Nothing else mattered.

But first, she had a man to see about a car.





CHAPTER ELEVEN


Doors didn’t open for another hour, but the line of waiting concertgoers snaked down the block and disappeared around the corner. It was a younger crowd, affluent while trying hard not to look it. Con didn’t recognize the name on the marquee but loved the prospect of losing herself in the anonymous cocoon of a live show. It didn’t matter the kind of music; what she wouldn’t give to dance and sing shoulder to shoulder with people who knew nothing of her life.

Not here, of course. Anywhere but here.

Over the years, Glass House had taken on a mythic quality in her mind. Her last memory of that night was climbing into the van to drive to North Carolina, so, for her, this was where the accident had really happened. The place where her selfishness had set the band’s destiny in motion. It was ground hallowed by loss and guilt.

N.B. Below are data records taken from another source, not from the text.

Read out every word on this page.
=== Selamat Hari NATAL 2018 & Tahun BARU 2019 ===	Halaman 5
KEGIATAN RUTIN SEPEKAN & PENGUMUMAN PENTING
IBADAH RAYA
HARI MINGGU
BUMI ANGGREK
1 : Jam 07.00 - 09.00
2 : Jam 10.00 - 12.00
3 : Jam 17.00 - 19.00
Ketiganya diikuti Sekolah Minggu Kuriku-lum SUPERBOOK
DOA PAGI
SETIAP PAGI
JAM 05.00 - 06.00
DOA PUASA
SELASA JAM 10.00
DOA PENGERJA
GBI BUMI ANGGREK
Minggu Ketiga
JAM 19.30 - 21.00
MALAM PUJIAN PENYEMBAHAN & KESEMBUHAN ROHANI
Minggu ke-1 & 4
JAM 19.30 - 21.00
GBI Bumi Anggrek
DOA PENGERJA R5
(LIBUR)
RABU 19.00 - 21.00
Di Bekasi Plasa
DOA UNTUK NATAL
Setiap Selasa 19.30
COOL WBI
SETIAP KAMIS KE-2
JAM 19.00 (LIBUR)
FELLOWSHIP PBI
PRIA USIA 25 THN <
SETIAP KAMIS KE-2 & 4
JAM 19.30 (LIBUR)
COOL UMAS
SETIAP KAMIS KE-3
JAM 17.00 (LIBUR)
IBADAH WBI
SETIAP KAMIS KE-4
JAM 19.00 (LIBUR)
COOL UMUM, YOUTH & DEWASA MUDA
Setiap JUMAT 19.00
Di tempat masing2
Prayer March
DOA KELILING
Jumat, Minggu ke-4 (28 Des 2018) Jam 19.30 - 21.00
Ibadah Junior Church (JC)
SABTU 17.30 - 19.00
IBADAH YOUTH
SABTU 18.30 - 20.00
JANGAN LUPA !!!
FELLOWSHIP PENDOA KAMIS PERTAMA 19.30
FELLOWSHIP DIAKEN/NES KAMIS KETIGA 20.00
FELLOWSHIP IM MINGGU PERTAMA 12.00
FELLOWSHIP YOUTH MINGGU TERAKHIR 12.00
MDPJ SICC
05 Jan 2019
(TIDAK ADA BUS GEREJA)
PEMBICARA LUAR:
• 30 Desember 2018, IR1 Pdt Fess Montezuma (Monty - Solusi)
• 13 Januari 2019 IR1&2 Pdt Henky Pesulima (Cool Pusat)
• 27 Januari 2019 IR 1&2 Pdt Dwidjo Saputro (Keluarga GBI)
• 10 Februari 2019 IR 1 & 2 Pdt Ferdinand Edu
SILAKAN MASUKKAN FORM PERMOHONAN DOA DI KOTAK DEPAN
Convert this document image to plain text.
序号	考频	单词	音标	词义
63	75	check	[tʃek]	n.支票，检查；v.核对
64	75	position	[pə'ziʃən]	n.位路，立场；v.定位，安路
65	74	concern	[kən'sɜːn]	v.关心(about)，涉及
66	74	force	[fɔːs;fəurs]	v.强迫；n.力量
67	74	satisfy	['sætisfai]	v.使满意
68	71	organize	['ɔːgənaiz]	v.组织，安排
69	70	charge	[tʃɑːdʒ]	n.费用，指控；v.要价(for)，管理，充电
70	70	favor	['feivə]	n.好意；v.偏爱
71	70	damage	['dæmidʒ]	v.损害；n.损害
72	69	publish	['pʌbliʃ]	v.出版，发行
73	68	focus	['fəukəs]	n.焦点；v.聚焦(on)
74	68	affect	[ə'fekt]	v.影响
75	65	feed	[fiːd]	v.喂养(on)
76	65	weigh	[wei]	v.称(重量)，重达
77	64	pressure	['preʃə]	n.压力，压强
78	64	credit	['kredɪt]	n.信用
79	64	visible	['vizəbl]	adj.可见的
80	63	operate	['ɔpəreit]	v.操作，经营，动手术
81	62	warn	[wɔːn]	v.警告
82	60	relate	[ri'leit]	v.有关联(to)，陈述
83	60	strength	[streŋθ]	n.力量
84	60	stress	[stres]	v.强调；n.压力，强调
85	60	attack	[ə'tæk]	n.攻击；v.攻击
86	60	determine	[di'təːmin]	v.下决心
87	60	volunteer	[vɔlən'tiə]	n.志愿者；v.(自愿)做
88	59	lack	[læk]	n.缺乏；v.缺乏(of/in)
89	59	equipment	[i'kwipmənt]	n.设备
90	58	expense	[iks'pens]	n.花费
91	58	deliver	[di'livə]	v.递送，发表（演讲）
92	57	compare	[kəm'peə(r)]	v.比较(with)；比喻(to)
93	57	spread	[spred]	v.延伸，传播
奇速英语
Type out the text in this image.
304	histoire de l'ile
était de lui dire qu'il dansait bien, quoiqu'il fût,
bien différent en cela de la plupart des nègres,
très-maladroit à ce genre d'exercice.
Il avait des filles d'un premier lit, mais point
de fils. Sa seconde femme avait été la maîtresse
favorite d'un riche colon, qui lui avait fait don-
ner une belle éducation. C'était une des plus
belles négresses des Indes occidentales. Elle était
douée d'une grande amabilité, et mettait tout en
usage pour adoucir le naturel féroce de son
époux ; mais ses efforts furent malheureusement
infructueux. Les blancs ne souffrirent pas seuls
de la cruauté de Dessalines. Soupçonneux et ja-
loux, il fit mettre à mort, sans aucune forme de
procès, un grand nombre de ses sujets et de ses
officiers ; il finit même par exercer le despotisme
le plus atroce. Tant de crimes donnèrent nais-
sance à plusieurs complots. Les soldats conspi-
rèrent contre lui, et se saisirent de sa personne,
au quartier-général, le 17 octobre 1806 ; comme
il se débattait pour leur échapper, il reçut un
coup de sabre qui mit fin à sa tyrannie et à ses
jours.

Where her future had ended and her real life had begun.

Although she hadn’t been back since, Con would have sworn she could describe Glass House faithfully, right down to the studs. Standing across the street, however, she realized it was smaller than she recalled, less grand. Where were the windows? She couldn’t even find the parking spot where Zhi had left the van idling while he’d gone to hunt down Tommy. He’d parked under a large tree, but there wasn’t a single one on the entire block. Even the marquee was on the wrong side of the building, as if her memories were reflections in a mirror. The single most important moment of her life, and her memory was nothing but a shoddy quilt of different clubs she’d played. What else had she misremembered about Zhi’s last night?

Zhi. How was he? As soon as she got her feet under her, she should check in on him. Hopefully her original had visited him; she hated to think he’d been all alone these last eighteen months.